F & # 39; March Michelle Phillips & # 39; Tagish, Territory & # 39; Yukon, Canada, makes final push in Iditarod, on the Bering Sea to the finish line off Nome, Alaska. The Sea & # 39; Bering lost flock & # 39; hail the size of & # 39; Idaho because ocean temperatures begin to emerge with & # 39; global temperature.

Mark Thiessen, /

ASSOCIATED PRESS

The ornithologist George Divoky who has been studying black gillemots of & # 39; Cooper Island for 45 years noted something different this year. In the past, a pair of 225 & # 39; of seabirds nesting arriving at his island. This work of the past winter was to put 85 pairs but only 50 white and 25 had only & # 39; successful openings. He blamed the lack of & # 39; sea ice in winter.

"It was like a ghost town," said Divoky.

With the general melting, especially in summer, herds of & # 39; Caribou and wild reindeer have fallen about 55 percent – from 4.7 million to 2.1 million animals – through heating and flies and parasites that brings, said Howard Epstein book report & # 39; University & # 39; Virginia.

The researcher & # 39; & # 39 of Fairbanks; University & # 39; Alaska Vladimir Romanovsky said he was alarmed by what happened to permafrost – ground that remains & # 39; frozen year & # 39; away. This past year, Romanovsky found 25 spots used for freezing at & # 39; in January, then February, but never frozen this year.

Due to the warming, the Arctic is "seeing concentrations & # 39; algal toxins moving north" to infect birds, mammals and shellfish to become a public health and economic problem.

And hot and Arctic sea ice melting have been connected to & # 39; changes in jet brought extreme winter storms in the East in the past year, said Osborne.

But not only the Arctic. The last radar space-based NASA, Icesat 2, in its first few months have already found that the ice shelf & # 39; Dotson in Antarctica lost more than 390 feet (120 meters) thick by -2003, said left radar scientist Ben Smith & # 39; Washington.

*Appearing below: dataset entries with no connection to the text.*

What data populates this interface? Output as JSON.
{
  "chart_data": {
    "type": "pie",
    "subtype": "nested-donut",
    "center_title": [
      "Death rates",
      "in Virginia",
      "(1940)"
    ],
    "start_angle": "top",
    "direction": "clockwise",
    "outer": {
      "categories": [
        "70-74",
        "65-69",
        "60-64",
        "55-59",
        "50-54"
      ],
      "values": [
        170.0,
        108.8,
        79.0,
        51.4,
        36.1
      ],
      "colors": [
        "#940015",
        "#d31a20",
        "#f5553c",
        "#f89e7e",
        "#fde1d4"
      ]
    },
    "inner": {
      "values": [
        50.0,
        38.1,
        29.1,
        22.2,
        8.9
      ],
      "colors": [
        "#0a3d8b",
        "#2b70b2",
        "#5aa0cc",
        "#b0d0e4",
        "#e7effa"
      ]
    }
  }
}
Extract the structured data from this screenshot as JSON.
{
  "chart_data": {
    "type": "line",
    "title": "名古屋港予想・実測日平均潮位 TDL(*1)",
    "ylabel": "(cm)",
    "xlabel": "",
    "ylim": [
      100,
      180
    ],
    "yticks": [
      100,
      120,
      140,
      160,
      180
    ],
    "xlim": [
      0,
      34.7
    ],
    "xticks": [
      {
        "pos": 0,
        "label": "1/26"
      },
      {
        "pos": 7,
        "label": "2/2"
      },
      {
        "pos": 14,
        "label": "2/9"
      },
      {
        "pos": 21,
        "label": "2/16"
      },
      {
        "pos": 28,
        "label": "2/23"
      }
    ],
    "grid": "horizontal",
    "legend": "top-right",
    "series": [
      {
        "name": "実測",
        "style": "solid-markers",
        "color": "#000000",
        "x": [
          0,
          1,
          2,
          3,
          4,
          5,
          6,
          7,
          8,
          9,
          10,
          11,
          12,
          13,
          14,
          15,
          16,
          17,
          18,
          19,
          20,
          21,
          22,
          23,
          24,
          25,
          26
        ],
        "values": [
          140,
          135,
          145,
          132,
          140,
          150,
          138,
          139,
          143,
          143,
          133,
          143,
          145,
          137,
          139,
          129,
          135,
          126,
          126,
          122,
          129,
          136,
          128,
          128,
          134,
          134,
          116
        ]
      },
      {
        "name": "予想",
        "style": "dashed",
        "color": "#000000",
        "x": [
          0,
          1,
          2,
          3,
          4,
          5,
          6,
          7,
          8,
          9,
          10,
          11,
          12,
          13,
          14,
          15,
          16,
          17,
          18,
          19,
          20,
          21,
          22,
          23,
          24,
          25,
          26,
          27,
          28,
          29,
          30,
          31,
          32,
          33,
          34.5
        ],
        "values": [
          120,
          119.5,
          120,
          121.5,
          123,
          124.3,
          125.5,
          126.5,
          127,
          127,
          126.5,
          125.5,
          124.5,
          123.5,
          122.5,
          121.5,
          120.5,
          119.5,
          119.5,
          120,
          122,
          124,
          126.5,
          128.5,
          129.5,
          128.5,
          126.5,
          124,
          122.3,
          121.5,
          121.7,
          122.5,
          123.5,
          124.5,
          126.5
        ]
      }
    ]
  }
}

Another study was released Monday by NASA found unusual melting at & # 39; eastern parts of & # 39; Antarctica, scientists were generally considered stable.

Four & # 39; & # 39 glaciers in; Vincennes Bay lost eleven feet & # 39; ice thickness since 2008, said NASA scientists left Catherine Walker and Alex Gardner.

The loss of & # 39; ice sheets in Antarctica can & # 39; leading to a huge rise in sea level.

"We are starting to see a change that is related to & # 39; ocean," said Gardner. "Believe it or not this is the first time you are to see in & # 39; this place."